Yesterday I helped Dave move the cows to a new pasture. This happens whenever they consume or trample most of the good grasses in their pen (typically between a half and full acre). As we clear the fields of brush, improving the grass quality, the pens will get smaller and the moves will be more frequent.

This day happened to be the fourth move for the girls, but I must admit that it was only the first time I helped. Dave has everything down to a science by now, so having extra hands cut down on the overall labor time significantly. It was so great to work side-by-side that I have already volunteered to be Dave's "right hand man" for all future relocations.

Here is a peek into the process (all caught on my phone):

Maple & Daisy were moved to a temporary pen near the big garden. 

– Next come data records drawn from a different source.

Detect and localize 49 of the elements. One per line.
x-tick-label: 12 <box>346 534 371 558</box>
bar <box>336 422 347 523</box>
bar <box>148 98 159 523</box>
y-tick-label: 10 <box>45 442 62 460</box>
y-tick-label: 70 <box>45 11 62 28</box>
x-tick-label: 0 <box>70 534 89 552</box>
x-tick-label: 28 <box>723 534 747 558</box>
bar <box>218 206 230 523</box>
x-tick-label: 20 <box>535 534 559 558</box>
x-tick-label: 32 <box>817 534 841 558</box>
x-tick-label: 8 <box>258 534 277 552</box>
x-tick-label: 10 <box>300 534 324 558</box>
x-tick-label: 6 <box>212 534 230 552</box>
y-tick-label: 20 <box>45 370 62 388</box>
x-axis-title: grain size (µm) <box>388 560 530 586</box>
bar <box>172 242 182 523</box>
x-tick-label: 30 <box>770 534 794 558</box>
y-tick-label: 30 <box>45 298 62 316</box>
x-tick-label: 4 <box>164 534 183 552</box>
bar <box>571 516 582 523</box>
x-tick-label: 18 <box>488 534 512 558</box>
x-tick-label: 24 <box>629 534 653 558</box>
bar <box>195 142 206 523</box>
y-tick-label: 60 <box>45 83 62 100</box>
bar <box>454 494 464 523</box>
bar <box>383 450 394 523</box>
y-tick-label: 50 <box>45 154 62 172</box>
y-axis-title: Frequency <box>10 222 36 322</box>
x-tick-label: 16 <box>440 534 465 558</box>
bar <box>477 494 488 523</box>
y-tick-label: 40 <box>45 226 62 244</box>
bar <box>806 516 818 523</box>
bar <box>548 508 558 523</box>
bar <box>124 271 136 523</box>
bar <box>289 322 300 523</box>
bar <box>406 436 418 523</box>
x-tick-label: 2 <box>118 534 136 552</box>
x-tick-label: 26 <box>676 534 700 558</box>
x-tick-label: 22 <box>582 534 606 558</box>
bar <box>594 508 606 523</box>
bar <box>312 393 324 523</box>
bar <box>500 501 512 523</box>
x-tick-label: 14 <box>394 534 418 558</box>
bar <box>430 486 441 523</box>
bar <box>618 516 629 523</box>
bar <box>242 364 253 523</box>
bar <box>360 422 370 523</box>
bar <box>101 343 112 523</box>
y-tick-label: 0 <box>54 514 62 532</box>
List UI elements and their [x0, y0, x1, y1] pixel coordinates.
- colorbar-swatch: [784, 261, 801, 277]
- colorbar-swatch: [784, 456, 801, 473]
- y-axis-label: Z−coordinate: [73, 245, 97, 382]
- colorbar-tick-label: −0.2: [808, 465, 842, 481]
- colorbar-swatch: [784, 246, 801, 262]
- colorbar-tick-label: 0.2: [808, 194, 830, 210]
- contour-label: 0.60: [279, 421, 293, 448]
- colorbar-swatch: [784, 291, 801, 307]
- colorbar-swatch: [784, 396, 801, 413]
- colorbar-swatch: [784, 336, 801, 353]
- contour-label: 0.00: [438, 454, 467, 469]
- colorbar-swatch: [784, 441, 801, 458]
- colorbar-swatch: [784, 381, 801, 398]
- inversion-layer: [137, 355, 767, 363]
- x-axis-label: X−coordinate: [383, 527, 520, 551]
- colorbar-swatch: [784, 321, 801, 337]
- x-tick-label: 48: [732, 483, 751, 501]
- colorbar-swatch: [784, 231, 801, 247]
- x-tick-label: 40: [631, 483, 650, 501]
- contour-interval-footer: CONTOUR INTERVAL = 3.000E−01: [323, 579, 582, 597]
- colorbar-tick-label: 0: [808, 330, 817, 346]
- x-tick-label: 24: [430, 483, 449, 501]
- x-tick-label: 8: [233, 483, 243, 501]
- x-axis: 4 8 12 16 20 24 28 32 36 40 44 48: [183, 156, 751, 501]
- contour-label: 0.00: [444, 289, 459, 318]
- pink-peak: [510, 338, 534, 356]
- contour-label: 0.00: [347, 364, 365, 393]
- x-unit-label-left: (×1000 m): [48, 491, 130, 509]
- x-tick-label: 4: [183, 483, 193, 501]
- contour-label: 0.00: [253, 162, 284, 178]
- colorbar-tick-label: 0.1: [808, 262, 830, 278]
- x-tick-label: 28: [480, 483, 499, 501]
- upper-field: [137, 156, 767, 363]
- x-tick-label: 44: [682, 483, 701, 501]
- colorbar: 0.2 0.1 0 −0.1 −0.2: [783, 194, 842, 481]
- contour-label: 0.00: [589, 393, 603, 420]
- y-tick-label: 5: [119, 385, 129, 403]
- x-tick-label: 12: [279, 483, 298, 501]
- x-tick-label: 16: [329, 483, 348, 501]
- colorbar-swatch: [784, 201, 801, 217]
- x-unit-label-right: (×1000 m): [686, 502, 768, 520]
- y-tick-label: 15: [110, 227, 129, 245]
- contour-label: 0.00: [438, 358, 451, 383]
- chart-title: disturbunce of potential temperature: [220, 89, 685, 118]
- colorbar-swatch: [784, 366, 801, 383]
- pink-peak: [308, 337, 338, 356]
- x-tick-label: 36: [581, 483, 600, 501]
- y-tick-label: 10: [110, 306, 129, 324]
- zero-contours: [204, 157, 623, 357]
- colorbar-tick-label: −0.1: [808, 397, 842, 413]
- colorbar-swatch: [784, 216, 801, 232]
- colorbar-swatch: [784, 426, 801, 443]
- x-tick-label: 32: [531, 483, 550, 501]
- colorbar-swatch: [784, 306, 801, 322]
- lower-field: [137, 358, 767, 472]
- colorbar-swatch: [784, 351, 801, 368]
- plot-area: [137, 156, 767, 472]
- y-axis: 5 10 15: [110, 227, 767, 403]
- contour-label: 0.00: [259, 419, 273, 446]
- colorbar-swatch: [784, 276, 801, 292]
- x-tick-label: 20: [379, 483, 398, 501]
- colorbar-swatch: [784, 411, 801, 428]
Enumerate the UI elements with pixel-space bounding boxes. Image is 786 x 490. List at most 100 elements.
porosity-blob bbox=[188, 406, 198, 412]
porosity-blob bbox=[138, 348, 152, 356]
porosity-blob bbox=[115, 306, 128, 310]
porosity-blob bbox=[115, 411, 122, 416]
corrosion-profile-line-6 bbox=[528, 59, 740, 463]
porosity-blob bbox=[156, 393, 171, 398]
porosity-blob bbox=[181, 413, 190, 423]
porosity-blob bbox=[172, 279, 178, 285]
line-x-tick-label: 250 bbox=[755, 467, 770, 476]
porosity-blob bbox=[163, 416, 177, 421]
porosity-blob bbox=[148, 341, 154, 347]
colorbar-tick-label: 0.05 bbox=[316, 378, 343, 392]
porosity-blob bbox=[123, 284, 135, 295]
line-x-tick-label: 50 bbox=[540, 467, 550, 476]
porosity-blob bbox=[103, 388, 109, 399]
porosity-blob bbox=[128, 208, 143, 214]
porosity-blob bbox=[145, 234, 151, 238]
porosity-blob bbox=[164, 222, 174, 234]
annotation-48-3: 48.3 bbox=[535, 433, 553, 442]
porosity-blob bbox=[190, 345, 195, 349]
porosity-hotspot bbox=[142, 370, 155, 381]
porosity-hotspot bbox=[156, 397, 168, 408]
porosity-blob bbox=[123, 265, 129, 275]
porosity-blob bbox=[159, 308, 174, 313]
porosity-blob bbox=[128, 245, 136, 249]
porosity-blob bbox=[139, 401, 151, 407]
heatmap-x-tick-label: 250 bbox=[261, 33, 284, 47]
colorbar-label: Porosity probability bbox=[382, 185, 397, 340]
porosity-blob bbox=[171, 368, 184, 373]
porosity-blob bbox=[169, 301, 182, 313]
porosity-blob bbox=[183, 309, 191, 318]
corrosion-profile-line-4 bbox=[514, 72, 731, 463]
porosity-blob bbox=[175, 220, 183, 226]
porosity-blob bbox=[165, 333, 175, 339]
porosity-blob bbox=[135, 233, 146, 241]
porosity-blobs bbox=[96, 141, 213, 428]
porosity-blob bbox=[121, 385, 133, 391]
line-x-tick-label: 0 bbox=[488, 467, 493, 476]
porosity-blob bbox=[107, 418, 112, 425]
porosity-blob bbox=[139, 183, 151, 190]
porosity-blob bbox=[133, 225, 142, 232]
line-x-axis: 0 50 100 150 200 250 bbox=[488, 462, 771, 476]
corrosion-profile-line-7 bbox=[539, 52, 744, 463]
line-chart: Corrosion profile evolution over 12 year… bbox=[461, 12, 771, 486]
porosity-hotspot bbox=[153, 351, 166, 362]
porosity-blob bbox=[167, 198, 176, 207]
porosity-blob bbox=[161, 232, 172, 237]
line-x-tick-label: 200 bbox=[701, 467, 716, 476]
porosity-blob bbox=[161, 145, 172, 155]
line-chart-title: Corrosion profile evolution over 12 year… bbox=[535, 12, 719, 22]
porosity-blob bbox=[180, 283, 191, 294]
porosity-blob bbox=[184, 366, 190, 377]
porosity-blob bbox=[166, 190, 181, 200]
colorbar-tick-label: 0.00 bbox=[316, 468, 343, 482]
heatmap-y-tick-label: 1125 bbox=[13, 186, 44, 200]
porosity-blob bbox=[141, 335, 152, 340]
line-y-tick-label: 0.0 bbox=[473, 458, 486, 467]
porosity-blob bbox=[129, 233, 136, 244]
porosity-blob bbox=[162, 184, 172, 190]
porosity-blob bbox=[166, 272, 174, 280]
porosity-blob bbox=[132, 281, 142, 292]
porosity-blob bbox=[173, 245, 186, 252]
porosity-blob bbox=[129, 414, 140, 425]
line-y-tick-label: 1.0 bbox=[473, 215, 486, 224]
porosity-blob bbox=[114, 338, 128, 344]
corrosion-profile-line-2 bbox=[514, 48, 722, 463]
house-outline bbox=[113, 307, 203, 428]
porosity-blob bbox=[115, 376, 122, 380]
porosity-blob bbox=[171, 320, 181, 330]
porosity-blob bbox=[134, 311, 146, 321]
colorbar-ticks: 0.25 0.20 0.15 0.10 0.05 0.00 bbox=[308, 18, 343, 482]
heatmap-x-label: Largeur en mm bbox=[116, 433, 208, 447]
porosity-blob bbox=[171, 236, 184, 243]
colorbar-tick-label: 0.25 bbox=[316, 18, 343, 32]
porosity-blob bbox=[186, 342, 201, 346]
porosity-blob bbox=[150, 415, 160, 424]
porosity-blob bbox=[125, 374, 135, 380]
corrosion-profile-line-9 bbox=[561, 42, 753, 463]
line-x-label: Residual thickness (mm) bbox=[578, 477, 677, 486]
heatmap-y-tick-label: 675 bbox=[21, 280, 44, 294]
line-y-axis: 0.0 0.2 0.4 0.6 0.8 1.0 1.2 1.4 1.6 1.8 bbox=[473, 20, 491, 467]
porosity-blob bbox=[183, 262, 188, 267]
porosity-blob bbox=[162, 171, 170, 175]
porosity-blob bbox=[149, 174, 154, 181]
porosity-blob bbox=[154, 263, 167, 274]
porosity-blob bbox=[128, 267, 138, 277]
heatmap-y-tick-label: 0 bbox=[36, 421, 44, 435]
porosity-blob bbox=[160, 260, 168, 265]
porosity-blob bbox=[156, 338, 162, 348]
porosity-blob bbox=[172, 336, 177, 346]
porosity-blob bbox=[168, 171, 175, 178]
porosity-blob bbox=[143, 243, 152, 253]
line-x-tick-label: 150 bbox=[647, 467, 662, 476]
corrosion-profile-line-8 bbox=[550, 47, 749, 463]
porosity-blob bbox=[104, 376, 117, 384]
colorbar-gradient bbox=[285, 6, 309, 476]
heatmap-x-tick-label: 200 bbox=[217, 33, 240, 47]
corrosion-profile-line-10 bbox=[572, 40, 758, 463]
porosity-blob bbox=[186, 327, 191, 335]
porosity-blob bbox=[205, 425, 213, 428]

  Dave brushed  diatomaceous earth  into their hides, hoping it will cut down on the number of flies that pester them.

Dave brushed diatomaceous earth into their hides, hoping it will cut down on the number of flies that pester them.

When I mowed the grass earlier in the week, Dave had the foresight to instruct me to leave this patch alone. The cows enjoyed their all-you-can-eat clover buffet IMMENSELY.

Dave walked in front of me, pulling up stakes, while I trailed behind, winding up the electric polytwine.

Dave walked ahead, installing the stakes along the perimeter of the new area. I walked backwards behind him, unwinding the electric polytwine and attaching it to the stakes.

While installing the fence along the new perimeter, we found a clutch of eggs in an abandoned guinea fowl nest.

I scrubbed out the trough and Dave carried it to its new home. Methinks I got the easier job.

It takes almost four loads to fill the trough.

I didn't even notice the slogan until after I saw the photo. Well played, bucket.

As sunset approaches, all that's left to do is get the halters off the girls. Unfortunately for the tired homesteaders, they think tag is fun.